Collection Location Repository
Edition
Call Number 050 DIT f
ISBN/ISSN
Author(s) Rudiansyah
Wahyudin
Dita Puspitasari
Subject(s) Kecelakaan Kerja
Perilaku tidak aman
Pelatihan K3
Classification 050
Series Title
GMD Text
Language Indonesia
Publisher STIKes Indramayu
Publishing Year 2017
Publishing Place Indramayu
Collation
Abstract/Notes Pada tahun 2016 telah terjadi kecelakaan kerja di PT. X sebanyak 30 kasus. Berbagai penelitian menunjukan kecelakaan major ditemukan peran kesalahan manusia sangat dominan.

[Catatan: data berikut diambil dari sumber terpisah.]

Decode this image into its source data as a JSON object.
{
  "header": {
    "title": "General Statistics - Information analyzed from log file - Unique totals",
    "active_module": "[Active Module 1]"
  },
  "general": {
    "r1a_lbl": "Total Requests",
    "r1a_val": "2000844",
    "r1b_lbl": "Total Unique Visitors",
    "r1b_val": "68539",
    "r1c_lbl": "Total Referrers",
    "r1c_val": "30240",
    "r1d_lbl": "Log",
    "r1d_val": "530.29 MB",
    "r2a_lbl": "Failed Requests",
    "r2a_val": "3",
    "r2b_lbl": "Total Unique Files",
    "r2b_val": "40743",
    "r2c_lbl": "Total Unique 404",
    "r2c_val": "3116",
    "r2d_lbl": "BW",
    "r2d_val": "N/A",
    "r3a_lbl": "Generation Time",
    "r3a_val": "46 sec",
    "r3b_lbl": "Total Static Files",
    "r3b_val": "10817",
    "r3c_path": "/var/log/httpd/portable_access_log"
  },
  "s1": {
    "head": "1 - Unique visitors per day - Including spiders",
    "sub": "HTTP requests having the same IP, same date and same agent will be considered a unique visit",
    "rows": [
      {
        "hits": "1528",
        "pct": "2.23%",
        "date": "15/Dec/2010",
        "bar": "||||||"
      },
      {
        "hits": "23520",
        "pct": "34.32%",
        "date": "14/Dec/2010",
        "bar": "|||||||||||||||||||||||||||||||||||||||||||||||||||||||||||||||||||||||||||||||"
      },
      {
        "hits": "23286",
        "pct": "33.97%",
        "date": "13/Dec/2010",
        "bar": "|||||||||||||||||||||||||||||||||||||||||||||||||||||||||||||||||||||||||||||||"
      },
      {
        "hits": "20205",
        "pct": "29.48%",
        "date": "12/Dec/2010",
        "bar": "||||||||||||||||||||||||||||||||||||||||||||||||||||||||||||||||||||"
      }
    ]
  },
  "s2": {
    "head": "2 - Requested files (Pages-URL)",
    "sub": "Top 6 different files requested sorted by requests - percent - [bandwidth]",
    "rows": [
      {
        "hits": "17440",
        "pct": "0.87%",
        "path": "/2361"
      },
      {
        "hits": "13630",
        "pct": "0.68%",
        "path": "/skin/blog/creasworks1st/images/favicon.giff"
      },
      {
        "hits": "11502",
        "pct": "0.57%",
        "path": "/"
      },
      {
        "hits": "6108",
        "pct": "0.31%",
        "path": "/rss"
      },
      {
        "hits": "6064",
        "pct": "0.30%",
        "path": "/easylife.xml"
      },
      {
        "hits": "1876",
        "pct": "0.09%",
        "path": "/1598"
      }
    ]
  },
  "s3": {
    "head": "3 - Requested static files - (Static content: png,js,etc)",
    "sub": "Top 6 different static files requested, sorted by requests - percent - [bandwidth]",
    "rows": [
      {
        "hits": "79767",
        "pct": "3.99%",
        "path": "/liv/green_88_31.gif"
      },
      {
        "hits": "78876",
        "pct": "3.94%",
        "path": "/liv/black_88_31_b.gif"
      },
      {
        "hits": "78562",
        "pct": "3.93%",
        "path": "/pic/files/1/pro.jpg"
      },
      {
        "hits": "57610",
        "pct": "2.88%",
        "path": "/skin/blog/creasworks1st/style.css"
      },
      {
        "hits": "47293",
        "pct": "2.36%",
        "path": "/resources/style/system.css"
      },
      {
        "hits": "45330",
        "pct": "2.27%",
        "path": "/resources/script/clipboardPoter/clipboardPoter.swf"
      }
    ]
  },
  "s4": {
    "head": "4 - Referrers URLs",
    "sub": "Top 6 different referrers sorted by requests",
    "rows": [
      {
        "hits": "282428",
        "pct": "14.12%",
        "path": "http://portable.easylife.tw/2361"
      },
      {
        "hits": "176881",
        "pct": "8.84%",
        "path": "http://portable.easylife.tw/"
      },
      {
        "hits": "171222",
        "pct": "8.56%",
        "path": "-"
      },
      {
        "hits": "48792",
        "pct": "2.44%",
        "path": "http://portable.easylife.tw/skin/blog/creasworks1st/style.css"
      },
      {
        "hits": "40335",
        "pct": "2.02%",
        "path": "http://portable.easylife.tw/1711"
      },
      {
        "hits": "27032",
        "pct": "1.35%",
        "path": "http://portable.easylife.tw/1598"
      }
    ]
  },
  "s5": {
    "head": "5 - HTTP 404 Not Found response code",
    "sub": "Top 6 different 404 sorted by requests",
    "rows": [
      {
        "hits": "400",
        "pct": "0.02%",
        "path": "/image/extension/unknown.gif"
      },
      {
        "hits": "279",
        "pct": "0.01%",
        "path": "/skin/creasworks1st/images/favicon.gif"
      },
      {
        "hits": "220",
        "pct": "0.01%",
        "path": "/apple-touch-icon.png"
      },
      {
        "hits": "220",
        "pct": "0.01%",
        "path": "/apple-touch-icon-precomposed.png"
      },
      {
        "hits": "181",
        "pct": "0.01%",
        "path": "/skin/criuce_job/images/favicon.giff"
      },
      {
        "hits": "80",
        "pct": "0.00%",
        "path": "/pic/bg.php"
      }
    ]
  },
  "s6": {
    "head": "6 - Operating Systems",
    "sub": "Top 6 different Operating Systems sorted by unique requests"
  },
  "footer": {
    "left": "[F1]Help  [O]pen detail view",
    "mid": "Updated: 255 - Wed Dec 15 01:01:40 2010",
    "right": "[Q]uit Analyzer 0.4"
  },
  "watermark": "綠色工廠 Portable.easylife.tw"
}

Green menjelaskan perilaku dipengaruhi tiga faktor, yakni predisposing factors, enabling factors, dan reinforcing factors. Maka dilakukan penelitian faktor apa saja yang mempengaruhi perilaku tidak aman terhadap kecelakaan kerja dilihat dari faktor predisposing (Pengetahuan Keselamatan dan Kesehatan Kerja (K3), Sikap K3 dan kelelahan), enabling (Ketersediaan Alat Pelindung Diri (APD)) dan reinforcing (Pengawasan dan Pelatihan K3). Metode penelitian yang digunakan adalah crosssectional. Populasi seluruh pekerja bagian produksi tali tambang PE dengan sampel total populasi yang berjumlah 79 orang. Instrumen yang digunakan adalah angket. Analisis bivariat menggunkan uji chi-square dan analisis multivariat menggunakan uji regresi logistik dengan alpha 0.05. Hasil penelitian menunjukan faktor yang mempengaruhi perilaku tidak aman adalah pengetahuan K3 (p= 0.003). Sedangkan faktor yang mempengaruhi kecelakaan kerja yaitu pengetahuan K3(p= 0.029) dan pelatihan K3(p= 0.038). Hasil uji multivariat didapatkan pelatihan K3 merupakan faktor dominan terhadap terjadinya kecelakaan kerja (p= 0.022). Untuk dapat meningkatkan pengetahuan disarankan memberikan pelatihan K3 yang secara rutin dan berkelanjutan kepada pekerja, sehingga diharapkan dapat merubah perilaku pekerja agar bekerja sesuai dengan prosedur.